Similarly, the Umayyad Mosque itself underwent reconstruction during Hafez’s rule. It sits deep within the maze of streets of the Old City, and to approach it through the narrow Hamidiyya Souq, Hafez had to expose himself to assassination attempts. Instead, he bulldozed a corridor from the northwest, destroying buildings and paying zero regard to the palimpsest of history that he tore to smithereens in the process. Rabbat points out that Hafez outfitted the mosque with a pro-Assad plaque, and that the plaque resembles one from 1490 mentioning Sultan Qaitbay, “another despot.”
Damascus has been overrun before, by colonial, Arab, and Crusader armies, and it has always survived—one might even say flourished, since palimpsests require erasure between inscriptions. But modern bombs, rockets, and Kalashnikovs do much more damage than the musketry and swords of yore. And street-by-street fighting of the sort we saw in Aleppo or Najaf could mean wreckage of not only monuments but also ways of life. Certain things can be rebuilt or reconstructed, but when a city is utterly wrecked, the discontinuity can become too great, especially if the reconstruction is overplanned or aimed at tourists.
“These monuments are very much a part of the daily fabric of people’s lives, in a way that may not be the same after the war,” Stephennie Mulder, an art historian at the University of Texas and former Damascus resident, told me. Historical sites obscure to scholars are known to cab drivers and shopkeepers, and the modern life of the city blends uncommonly well with the past. She mentioned Qaimeriyya Street, just east of the Umayyad Mosque. Its most famous cafe, Nawfara, still has a storyteller on staff, in the dying comic-epic bard tradition known in the Levant as hakawati. The cafe has been there for at least 200 years, and Mulder has found evidence of its fountain (“nawfara” means “fountain”) in the 14th century.

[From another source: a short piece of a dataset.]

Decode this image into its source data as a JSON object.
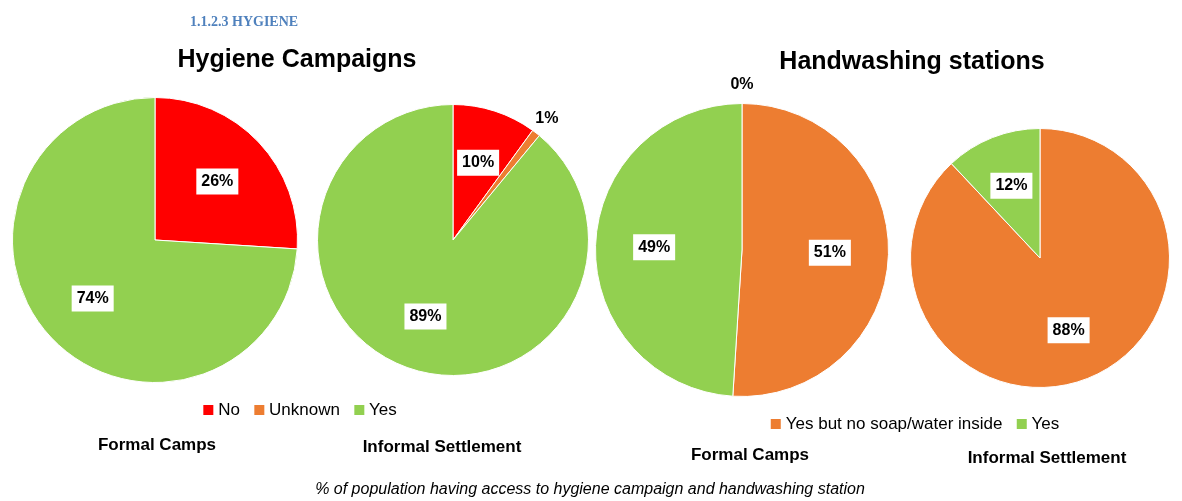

“The buildings are still very much functioning in their traditional ways and interwoven into Damascene lives,” Mulder said. The great danger in the short term will be physical and human destruction. Over the long-term, though, if the city ceases to be a living place for Syrians, that will be a cause for sorrow as well, she said. “It would break my heart to see Damascus become Dubrovnik.”